GOP chairman aims to cut Pentagon red tape

House Armed Services Chairman Mac Thornberry (R-Texas) this week will unveil his long-awaited proposals for reforming the Pentagon’s buying policies.

His plans would streamline the Defense Department’s purchasing bureaucracy and eliminate red tape to get cutting-edge weapons onto the battlefield faster.

The Texas lawmaker will roll out his proposal during a speech Monday at the Center for Strategic and International Studies and introduce legislation and a report on Wednesday. 

Rather than facing a standalone vote, the measure will likely be incorporated into the annual defense policy bill, according to committee aides.

The proposals are the result of over a year of work. Thornberry was tapped to lead the overhaul effort in the last Congress and his plans are only the first step in what committee staffers say will be a multiyear effort to revamp the Pentagon’s purchasing policies.

Critics inside and outside of the Pentagon have long blasted those procedures as bloated and inefficient.

Thornberry has also warned that the military is losing its technological edge and the proposals are intended to speed up the pace of weapons innovation at the Pentagon, rather than cost-cutting, aides say.

Efforts to purchase weapons require Pentagon managers to submit six separate reports.
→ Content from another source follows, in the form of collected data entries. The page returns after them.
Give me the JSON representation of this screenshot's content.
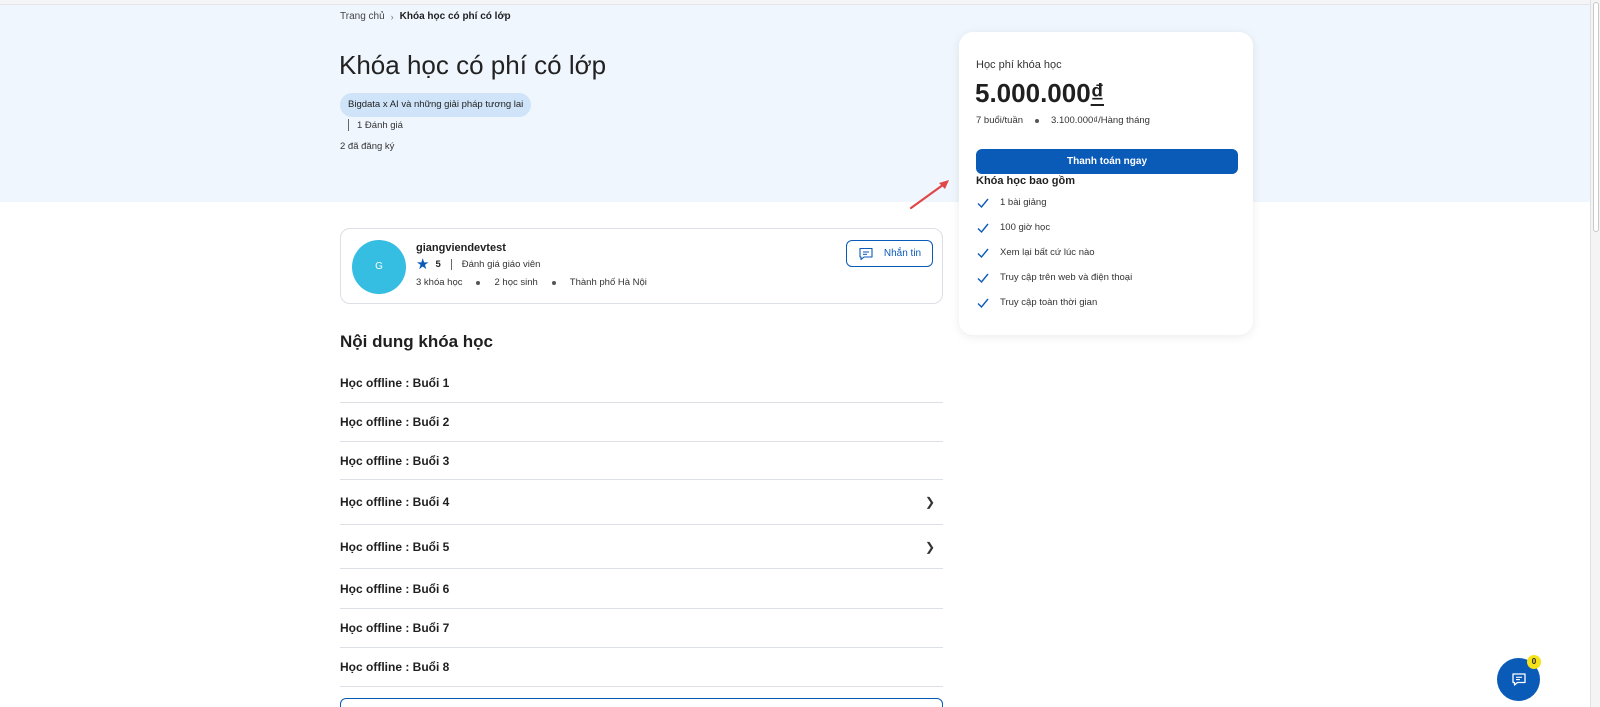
{
  "breadcrumb": {
    "home": "Trang chủ",
    "separator": "›",
    "current": "Khóa học có phí có lớp"
  },
  "course": {
    "title": "Khóa học có phí có lớp",
    "tag": "Bigdata x AI và những giải pháp tương lai",
    "rating_text": "1 Đánh giá",
    "enrolled_text": "2 đã đăng ký"
  },
  "price_card": {
    "label": "Học phí khóa học",
    "price": "5.000.000",
    "currency": "₫",
    "frequency": "7 buổi/tuần",
    "monthly": "3.100.000₫/Hàng tháng",
    "pay_button": "Thanh toán ngay",
    "includes_title": "Khóa học bao gồm",
    "includes": [
      "1 bài giảng",
      "100 giờ học",
      "Xem lại bất cứ lúc nào",
      "Truy cập trên web và điện thoại",
      "Truy cập toàn thời gian"
    ]
  },
  "instructor": {
    "avatar_letter": "G",
    "name": "giangviendevtest",
    "rating": "5",
    "rating_label": "Đánh giá giáo viên",
    "courses": "3 khóa học",
    "students": "2 học sinh",
    "location": "Thành phố Hà Nội",
    "message_button": "Nhắn tin"
  },
  "content": {
    "title": "Nội dung khóa học",
    "lessons": [
      {
        "label": "Học offline : Buổi 1",
        "expandable": false
      },
      {
        "label": "Học offline : Buổi 2",
        "expandable": false
      },
      {
        "label": "Học offline : Buổi 3",
        "expandable": false
      },
      {
        "label": "Học offline : Buổi 4",
        "expandable": true
      },
      {
        "label": "Học offline : Buổi 5",
        "expandable": true
      },
      {
        "label": "Học offline : Buổi 6",
        "expandable": false
      },
      {
        "label": "Học offline : Buổi 7",
        "expandable": false
      },
      {
        "label": "Học offline : Buổi 8",
        "expandable": false
      }
    ]
  },
  "chat": {
    "badge_count": "0"
  },
  "colors": {
    "primary": "#0a5ab8",
    "hero_bg": "#eff6fd",
    "avatar": "#35bde2",
    "arrow": "#e04848",
    "badge": "#f5e21b"
  },
  "icons": {
    "check": "check-icon",
    "message": "message-icon",
    "chat": "chat-icon",
    "star": "star-icon",
    "chevron": "chevron-right-icon"
  }
}
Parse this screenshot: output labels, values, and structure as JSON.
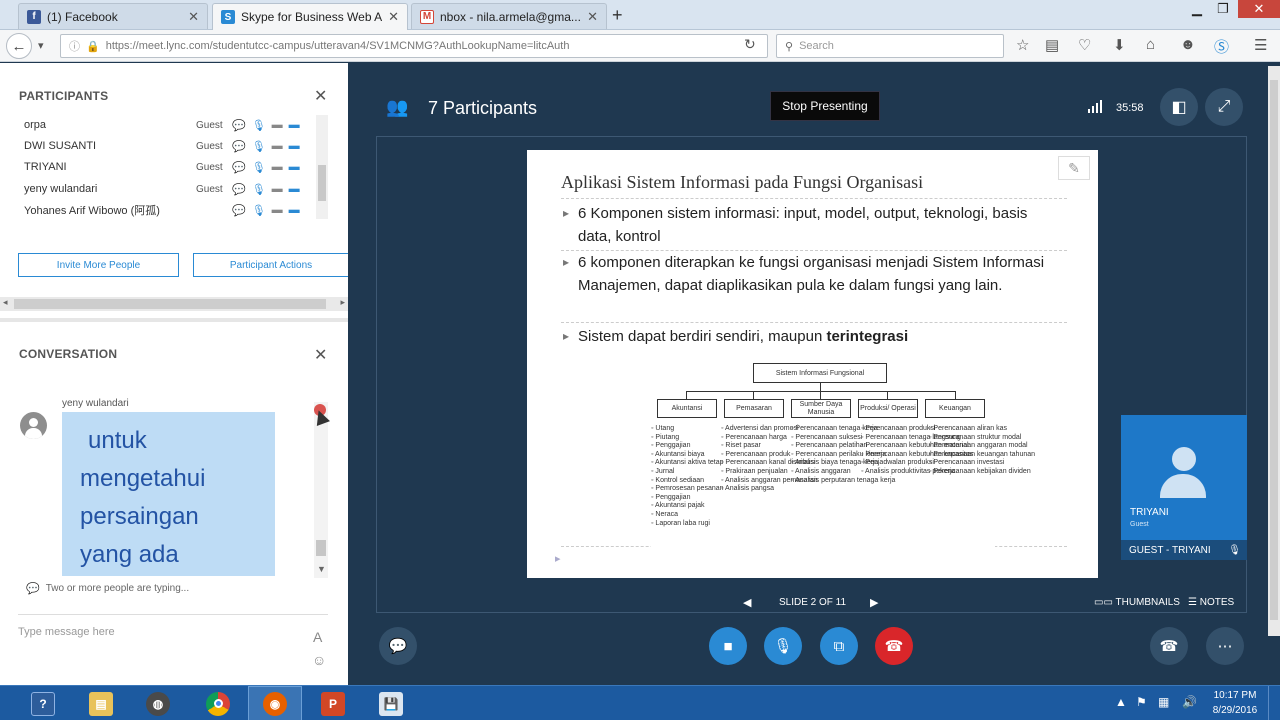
{
  "browser": {
    "tabs": [
      {
        "title": "(1) Facebook",
        "favicon": "facebook-icon",
        "color": "#3b5998"
      },
      {
        "title": "Skype for Business Web A...",
        "favicon": "skype-icon",
        "color": "#2a8ad4"
      },
      {
        "title": "nbox - nila.armela@gma...",
        "favicon": "gmail-icon",
        "color": "#d44638"
      }
    ],
    "url": "https://meet.lync.com/studentutcc-campus/utteravan4/SV1MCNMG?AuthLookupName=litcAuth",
    "search_placeholder": "Search"
  },
  "participants": {
    "title": "PARTICIPANTS",
    "list": [
      {
        "name": "orpa",
        "role": "Guest"
      },
      {
        "name": "DWI SUSANTI",
        "role": "Guest"
      },
      {
        "name": "TRIYANI",
        "role": "Guest"
      },
      {
        "name": "yeny wulandari",
        "role": "Guest"
      },
      {
        "name": "Yohanes Arif Wibowo (阿孤)",
        "role": ""
      }
    ],
    "invite_label": "Invite More People",
    "actions_label": "Participant Actions"
  },
  "conversation": {
    "title": "CONVERSATION",
    "sender": "yeny wulandari",
    "message_lines": [
      "untuk",
      "mengetahui",
      "persaingan",
      "yang ada"
    ],
    "typing": "Two or more people are typing...",
    "input_placeholder": "Type message here"
  },
  "meeting": {
    "participant_count": "7 Participants",
    "stop_presenting": "Stop Presenting",
    "timer": "35:58",
    "slide_label": "SLIDE 2 OF 11",
    "thumbnails": "THUMBNAILS",
    "notes": "NOTES"
  },
  "slide": {
    "title": "Aplikasi Sistem Informasi pada Fungsi Organisasi",
    "bullets": [
      "6 Komponen sistem informasi: input, model, output, teknologi, basis data, kontrol",
      "6 komponen diterapkan ke fungsi organisasi menjadi Sistem Informasi Manajemen, dapat diaplikasikan pula ke dalam fungsi yang lain."
    ],
    "bullet3_plain": "Sistem dapat berdiri sendiri, maupun ",
    "bullet3_bold": "terintegrasi",
    "diagram": {
      "root": "Sistem Informasi Fungsional",
      "categories": [
        {
          "name": "Akuntansi",
          "items": [
            "Utang",
            "Piutang",
            "Penggajian",
            "Akuntansi biaya",
            "Akuntansi aktiva tetap",
            "Jurnal",
            "Kontrol sediaan",
            "Pemrosesan pesanan",
            "Penggajian",
            "Akuntansi pajak",
            "Neraca",
            "Laporan laba rugi"
          ]
        },
        {
          "name": "Pemasaran",
          "items": [
            "Advertensi dan promosi",
            "Perencanaan harga",
            "Riset pasar",
            "Perencanaan produk",
            "Perencanaan kanal distribusi",
            "Prakiraan penjualan",
            "Analisis anggaran pemasaran",
            "Analisis pangsa"
          ]
        },
        {
          "name": "Sumber Daya Manusia",
          "items": [
            "Perencanaan tenaga kerja",
            "Perencanaan suksesi",
            "Perencanaan pelatihan",
            "Perencanaan perilaku kinerja",
            "Analisis biaya tenaga kerja",
            "Analisis anggaran",
            "Analisis perputaran tenaga kerja"
          ]
        },
        {
          "name": "Produksi/ Operasi",
          "items": [
            "Perencanaan produksi",
            "Perencanaan tenaga langsung",
            "Perencanaan kebutuhan material",
            "Perencanaan kebutuhan kapasitas",
            "Penjadwalan produksi",
            "Analisis produktivitas pekerja"
          ]
        },
        {
          "name": "Keuangan",
          "items": [
            "Perencanaan aliran kas",
            "Perencanaan struktur modal",
            "Perencanaan anggaran modal",
            "Perencanaan keuangan tahunan",
            "Perencanaan investasi",
            "Perencanaan kebijakan dividen"
          ]
        }
      ]
    }
  },
  "video_tile": {
    "name": "TRIYANI",
    "role": "Guest",
    "label": "GUEST - TRIYANI"
  },
  "taskbar": {
    "time": "10:17 PM",
    "date": "8/29/2016"
  }
}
Thornberry’s proposal will consolidate those into one initial “acquisition strategy” document.

A committee staffer said the goal was for officials to spend “more time managing his or her program instead of managing the cubicles at the Pentagon.”
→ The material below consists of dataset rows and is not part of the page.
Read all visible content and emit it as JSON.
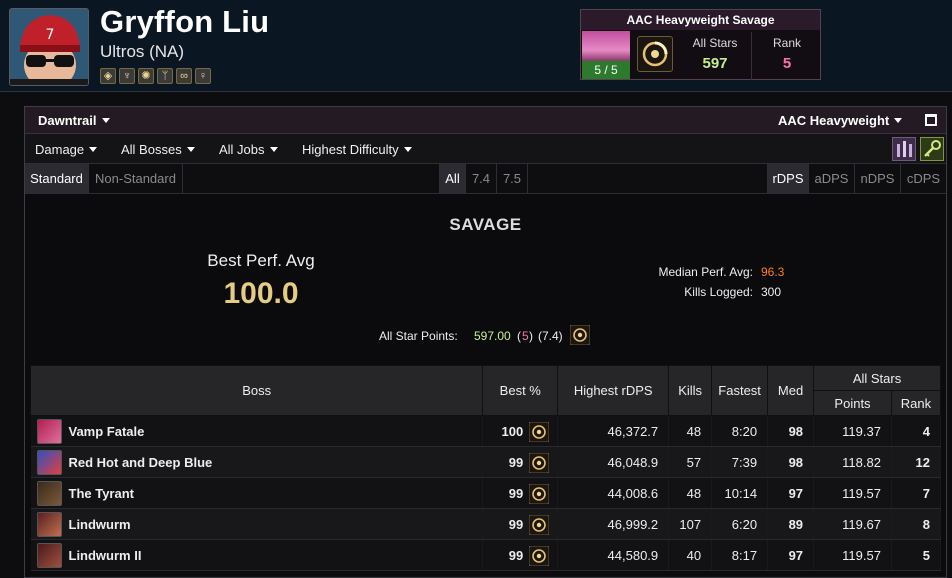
{
  "character": {
    "name": "Gryffon Liu",
    "server": "Ultros (NA)",
    "job_icons": [
      "tank-job-icon",
      "healer-job-icon",
      "star-job-icon",
      "wings-job-icon",
      "infinity-job-icon",
      "key-job-icon"
    ],
    "job_glyphs": [
      "◈",
      "♆",
      "✺",
      "ᛘ",
      "∞",
      "♀"
    ]
  },
  "zone_card": {
    "title": "AAC Heavyweight Savage",
    "kills": "5 / 5",
    "all_stars_label": "All Stars",
    "all_stars_value": "597",
    "rank_label": "Rank",
    "rank_value": "5"
  },
  "filters": {
    "expansion": "Dawntrail",
    "zone": "AAC Heavyweight",
    "metric": "Damage",
    "bosses": "All Bosses",
    "jobs": "All Jobs",
    "difficulty": "Highest Difficulty",
    "standard": "Standard",
    "non_standard": "Non-Standard",
    "patches": [
      "All",
      "7.4",
      "7.5"
    ],
    "dps_types": [
      "rDPS",
      "aDPS",
      "nDPS",
      "cDPS"
    ]
  },
  "summary": {
    "title": "SAVAGE",
    "best_perf_label": "Best Perf. Avg",
    "best_perf_value": "100.0",
    "median_label": "Median Perf. Avg:",
    "median_value": "96.3",
    "kills_label": "Kills Logged:",
    "kills_value": "300",
    "asp_label": "All Star Points:",
    "asp_points": "597.00",
    "asp_rank_open": "(",
    "asp_rank": "5",
    "asp_rank_close": ")",
    "asp_patch": "(7.4)"
  },
  "table": {
    "headers": {
      "boss": "Boss",
      "best": "Best %",
      "rdps": "Highest rDPS",
      "kills": "Kills",
      "fastest": "Fastest",
      "med": "Med",
      "all_stars": "All Stars",
      "points": "Points",
      "rank": "Rank"
    },
    "rows": [
      {
        "boss": "Vamp Fatale",
        "best": "100",
        "rdps": "46,372.7",
        "kills": "48",
        "fastest": "8:20",
        "med": "98",
        "points": "119.37",
        "rank": "4"
      },
      {
        "boss": "Red Hot and Deep Blue",
        "best": "99",
        "rdps": "46,048.9",
        "kills": "57",
        "fastest": "7:39",
        "med": "98",
        "points": "118.82",
        "rank": "12"
      },
      {
        "boss": "The Tyrant",
        "best": "99",
        "rdps": "44,008.6",
        "kills": "48",
        "fastest": "10:14",
        "med": "97",
        "points": "119.57",
        "rank": "7"
      },
      {
        "boss": "Lindwurm",
        "best": "99",
        "rdps": "46,999.2",
        "kills": "107",
        "fastest": "6:20",
        "med": "89",
        "points": "119.67",
        "rank": "8"
      },
      {
        "boss": "Lindwurm II",
        "best": "99",
        "rdps": "44,580.9",
        "kills": "40",
        "fastest": "8:17",
        "med": "97",
        "points": "119.57",
        "rank": "5"
      }
    ]
  },
  "colors": {
    "legendary": "#e5cc80",
    "pink": "#e268a8",
    "orange": "#ff8000",
    "purple": "#a335ee",
    "points_green": "#c8f08a",
    "rank_pink": "#ff72a8"
  }
}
Those reforms will also prevent questionable weapons programs from getting “past the point where Congress can do anything about them.”

“Our hope is that we achieve the same oversight and more accountability with fewer lawyers,” one aide joked at a briefing Friday about the plans.

The reforms do include measures that could help keep costs down.

Lawmakers have also long pushed for the Pentagon to use more commercial off-the-shelf items, instead of costly, custom-built systems. The proposed reforms would allow the Pentagon to more easily make such purchases if they are cost effective.

The bill would also make permanent the Defense Acquisition Workforce Development Fund, a pilot program launched in 2009 to help the department boost the number and skills of its acquisition personnel.

The fund is due to expire in 2018 but the Defense Department has pushed to renew it. 

“Everyone thinks it’s working,” an Armed Services aide said. “It’s working so let’s keep it going.”

Thornberry’s proposals are likely to spark some pushback from the brass.

The reforms do not give service chiefs greater involvement in the acquisition process, changes they have loudly called for in recent years.

The bill would instead direct the service chiefs to individually report back to the committee to specify how each wants to be involved in the acquisition process.

A committee staffer said they were open to “a good discussion” on giving the chiefs a greater role, but cautioned “we’re not really sure what is the problem that they need to get fixed.”

While the service chiefs could be left fuming, Pentagon leaders are likely to embrace the legislation. It incorporates some or all of six acquisition reforms the department proposed in its fiscal 2016 budget request. A seventh proposal is still under consideration by the committee, according to aides.

Critics though are skeptical over how effective any reforms will be.

Thornberry himself has said that his proposals won’t be a silver bullet, but that the bill could be an important milestone.

On Friday, aides stressed that the reform effort is likely to last for years.

“This is not a one-year thing for him,” said one staffer, calling the proposal the “tip of the spear on” workforce issues and contracting.

Fixing a system known for its dysfunction will “take time,” the aide said.

“I don’t think by freeing them up it’s going to make things worse. Is it going to solve all their illnesses? Probably not. But it’s a step in the right direction,” the aide said.

“I think it’s worth trying. Even if we can make it a little bit better, it’s worth trying,” added another aide.

Aides said they have had some “top-level” discussions with their counterparts on the Senate Armed Services Committee but that progress has been slow in the new Congress.

The House Armed Services Committee is expected to mark up its version of the National Defense Authorization Act (NDAA), the annual defense policy bill, on April 29. 

The full House is expected to take it up in early May.

–This report was updated at 5:34 p.m.